Y se precipitó fuera de la habitación, gritando:

—¡Eduardo! ¡Eduardo!

Con tal acento de angustia era pronunciado este nombre, que acudieron los criados.

—¡Hijo mío! ¿Dónde está mi hijo? —preguntó Villefort—. Que le saquen de casa, que no la vea.

—El señorito Eduardo no está abajo —respondió un criado.

—Jugará sin duda en el jardín. Mirad si está allí. ¡Buscadle!

—No, señor. La señora llamó a su hijo hará media hora aproximadamente. El señorito Eduardo entró con la señora, y no ha vuelto a bajar.

Un sudor helado inundó la frente de Villefort, sus pies vacilaron sobre las baldosas, sus ideas comenzaron a trastornar su cabeza como las ruedas desordenadas de un reloj que se rompe.

—¡Con la señora! —murmuró—, ¡con la señora! —Y volvió lentamente sobre sus pasos, enjugándose la frente con una mano y apoyándose con la otra en las paredes.

Al volver a entrar en la estancia, era preciso ver de nuevo a aquella desgraciada.

Para llamar a Eduardo, era preciso despertar el eco del aposento convertido en féretro mortuorio. Hablar, era violar el silencio de la tumba.
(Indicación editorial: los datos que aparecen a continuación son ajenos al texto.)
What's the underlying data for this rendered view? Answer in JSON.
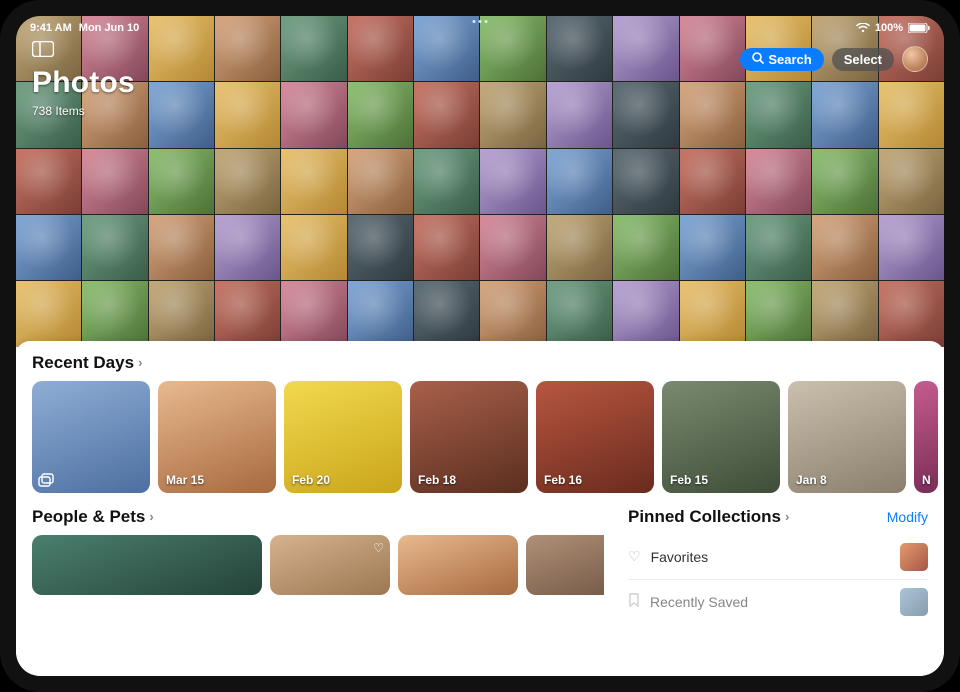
{
  "status": {
    "time": "9:41 AM",
    "date": "Mon Jun 10",
    "battery": "100%"
  },
  "header": {
    "title": "Photos",
    "subtitle": "738 Items",
    "search_label": "Search",
    "select_label": "Select"
  },
  "sections": {
    "recent_days": {
      "title": "Recent Days"
    },
    "people_pets": {
      "title": "People & Pets"
    },
    "pinned": {
      "title": "Pinned Collections",
      "modify_label": "Modify"
    }
  },
  "recent_days": [
    {
      "label": ""
    },
    {
      "label": "Mar 15"
    },
    {
      "label": "Feb 20"
    },
    {
      "label": "Feb 18"
    },
    {
      "label": "Feb 16"
    },
    {
      "label": "Feb 15"
    },
    {
      "label": "Jan 8"
    },
    {
      "label": "N"
    }
  ],
  "people_pets": [
    {
      "label": ""
    },
    {
      "label": ""
    },
    {
      "label": ""
    },
    {
      "label": ""
    }
  ],
  "pinned_items": [
    {
      "label": "Favorites",
      "icon": "heart"
    },
    {
      "label": "Recently Saved",
      "icon": "bookmark"
    }
  ]
}
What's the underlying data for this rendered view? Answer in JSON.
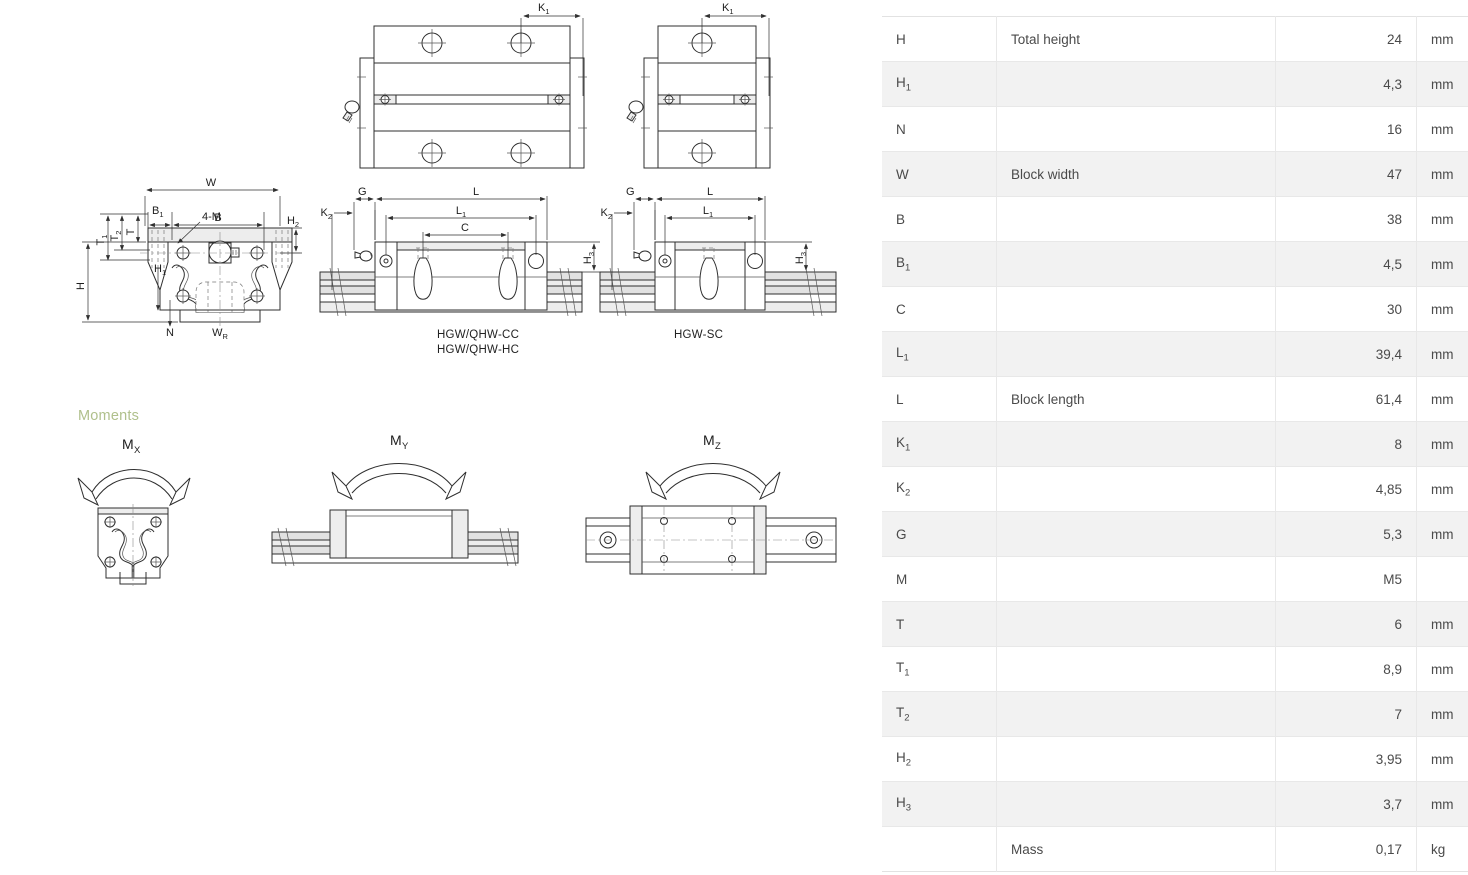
{
  "drawings": {
    "captions": [
      {
        "id": "cc-hc",
        "lines": [
          "HGW/QHW-CC",
          "HGW/QHW-HC"
        ]
      },
      {
        "id": "sc",
        "lines": [
          "HGW-SC"
        ]
      }
    ],
    "dimension_labels": {
      "top_views": [
        "K1",
        "K1"
      ],
      "front_view": [
        "W",
        "B",
        "B1",
        "H2",
        "4-M",
        "T",
        "T1",
        "T2",
        "H",
        "H1",
        "N",
        "WR"
      ],
      "side_views": [
        "G",
        "K2",
        "L",
        "L1",
        "C",
        "H3",
        "G",
        "K2",
        "L",
        "L1",
        "H3"
      ]
    }
  },
  "moments": {
    "title": "Moments",
    "items": [
      {
        "label": "M",
        "sub": "X"
      },
      {
        "label": "M",
        "sub": "Y"
      },
      {
        "label": "M",
        "sub": "Z"
      }
    ]
  },
  "spec_table": {
    "rows": [
      {
        "symbol": "H",
        "sub": "",
        "description": "Total height",
        "value": "24",
        "unit": "mm",
        "shaded": false
      },
      {
        "symbol": "H",
        "sub": "1",
        "description": "",
        "value": "4,3",
        "unit": "mm",
        "shaded": true
      },
      {
        "symbol": "N",
        "sub": "",
        "description": "",
        "value": "16",
        "unit": "mm",
        "shaded": false
      },
      {
        "symbol": "W",
        "sub": "",
        "description": "Block width",
        "value": "47",
        "unit": "mm",
        "shaded": true
      },
      {
        "symbol": "B",
        "sub": "",
        "description": "",
        "value": "38",
        "unit": "mm",
        "shaded": false
      },
      {
        "symbol": "B",
        "sub": "1",
        "description": "",
        "value": "4,5",
        "unit": "mm",
        "shaded": true
      },
      {
        "symbol": "C",
        "sub": "",
        "description": "",
        "value": "30",
        "unit": "mm",
        "shaded": false
      },
      {
        "symbol": "L",
        "sub": "1",
        "description": "",
        "value": "39,4",
        "unit": "mm",
        "shaded": true
      },
      {
        "symbol": "L",
        "sub": "",
        "description": "Block length",
        "value": "61,4",
        "unit": "mm",
        "shaded": false
      },
      {
        "symbol": "K",
        "sub": "1",
        "description": "",
        "value": "8",
        "unit": "mm",
        "shaded": true
      },
      {
        "symbol": "K",
        "sub": "2",
        "description": "",
        "value": "4,85",
        "unit": "mm",
        "shaded": false
      },
      {
        "symbol": "G",
        "sub": "",
        "description": "",
        "value": "5,3",
        "unit": "mm",
        "shaded": true
      },
      {
        "symbol": "M",
        "sub": "",
        "description": "",
        "value": "M5",
        "unit": "",
        "shaded": false
      },
      {
        "symbol": "T",
        "sub": "",
        "description": "",
        "value": "6",
        "unit": "mm",
        "shaded": true
      },
      {
        "symbol": "T",
        "sub": "1",
        "description": "",
        "value": "8,9",
        "unit": "mm",
        "shaded": false
      },
      {
        "symbol": "T",
        "sub": "2",
        "description": "",
        "value": "7",
        "unit": "mm",
        "shaded": true
      },
      {
        "symbol": "H",
        "sub": "2",
        "description": "",
        "value": "3,95",
        "unit": "mm",
        "shaded": false
      },
      {
        "symbol": "H",
        "sub": "3",
        "description": "",
        "value": "3,7",
        "unit": "mm",
        "shaded": true
      },
      {
        "symbol": "",
        "sub": "",
        "description": "Mass",
        "value": "0,17",
        "unit": "kg",
        "shaded": false
      }
    ]
  },
  "colors": {
    "accent_green": "#b0c08c",
    "row_shade": "#f2f2f2",
    "border": "#e8e8e8",
    "text": "#4a4a4a",
    "line": "#333333"
  }
}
Villefort sintió su lengua paralizada en la garganta.

—¡Eduardo! ¡Eduardo! —balbuceó.

El niño no contestó. ¿Dónde estaba el niño que, al decir de los criados, había entrado con su madre, sin volver a salir?

Villefort dio un paso adelante.

El cuerpo exánime de la señora de Villefort estaba tendido a través de la puerta del salón en donde se hallaba necesariamente Eduardo. Este cadáver parecía velar sobre el umbral con ojos fijos y abiertos, con una espantosa y misteriosa sonrisa irónica en los labios.
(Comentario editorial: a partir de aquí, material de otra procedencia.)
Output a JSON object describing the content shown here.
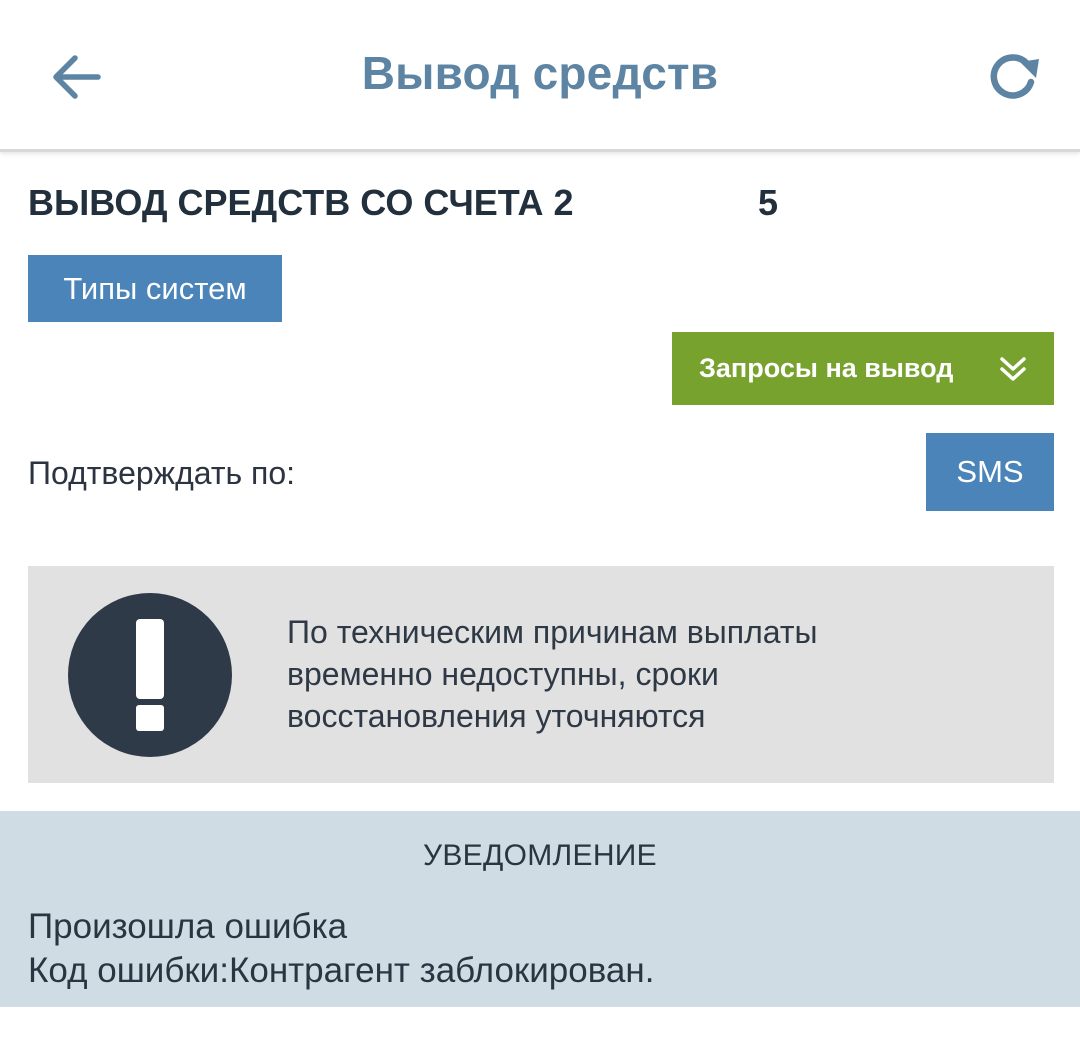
{
  "header": {
    "title": "Вывод средств",
    "back_icon": "arrow-left-icon",
    "refresh_icon": "refresh-icon"
  },
  "account": {
    "title": "ВЫВОД СРЕДСТВ СО СЧЕТА 2",
    "number_fragment": "5"
  },
  "buttons": {
    "system_types": "Типы систем",
    "withdrawal_requests": "Запросы на вывод",
    "sms": "SMS"
  },
  "confirm": {
    "label": "Подтверждать по:"
  },
  "alert": {
    "icon": "exclamation-circle-icon",
    "line1": "По техническим причинам выплаты",
    "line2": "временно недоступны, сроки",
    "line3": "восстановления уточняются"
  },
  "notice": {
    "title": "УВЕДОМЛЕНИЕ",
    "line1": "Произошла ошибка",
    "line2": "Код ошибки:Контрагент заблокирован."
  },
  "colors": {
    "header_title": "#5d84a2",
    "blue_button": "#4a84b8",
    "green_button": "#77a22e",
    "alert_bg": "#e1e1e1",
    "notice_bg": "#d0dce4",
    "dark_text": "#222f3d"
  }
}
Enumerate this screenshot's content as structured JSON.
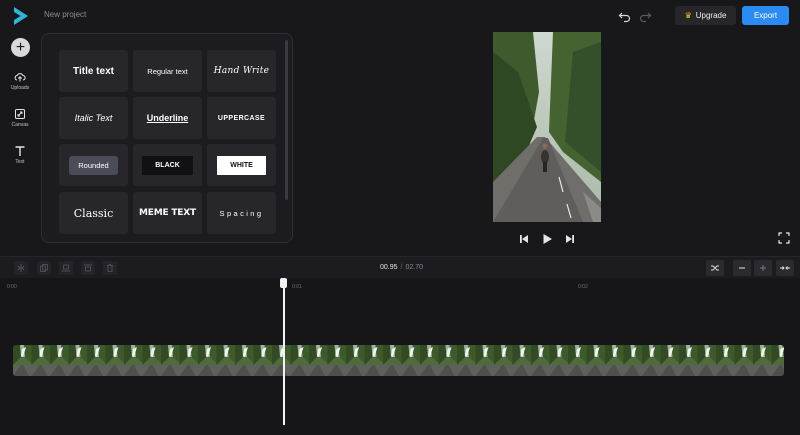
{
  "app": {
    "project_title": "New project",
    "brand_color": "#2fb5d9"
  },
  "header": {
    "upgrade_label": "Upgrade",
    "export_label": "Export",
    "export_color": "#2a8cf2"
  },
  "sidebar": {
    "items": [
      {
        "label": "Uploads",
        "icon": "upload-cloud-icon"
      },
      {
        "label": "Canvas",
        "icon": "canvas-resize-icon"
      },
      {
        "label": "Text",
        "icon": "text-t-icon"
      }
    ]
  },
  "text_presets": [
    {
      "label": "Title text"
    },
    {
      "label": "Regular text"
    },
    {
      "label": "Hand Write"
    },
    {
      "label": "Italic Text"
    },
    {
      "label": "Underline"
    },
    {
      "label": "UPPERCASE"
    },
    {
      "label": "Rounded"
    },
    {
      "label": "BLACK"
    },
    {
      "label": "WHITE"
    },
    {
      "label": "Classic"
    },
    {
      "label": "MEME TEXT"
    },
    {
      "label": "Spacing"
    }
  ],
  "timeline": {
    "current_time": "00.95",
    "separator": "/",
    "total_time": "02.70",
    "ticks": [
      "0:00",
      "0:01",
      "0:02"
    ],
    "playhead_fraction": 0.35
  }
}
En derredor del cadáver, la mampara dejaba ver una parte del salón, un piano y el extremo de un diván de raso azul.

Villefort avanzó tres o cuatro pasos y vio a su hijo acostado en el sofá.

El niño dormía, sin duda.

El infeliz tuvo un rapto de alegría, un rayo de luz pura bajó al infierno en el cual estaba luchando.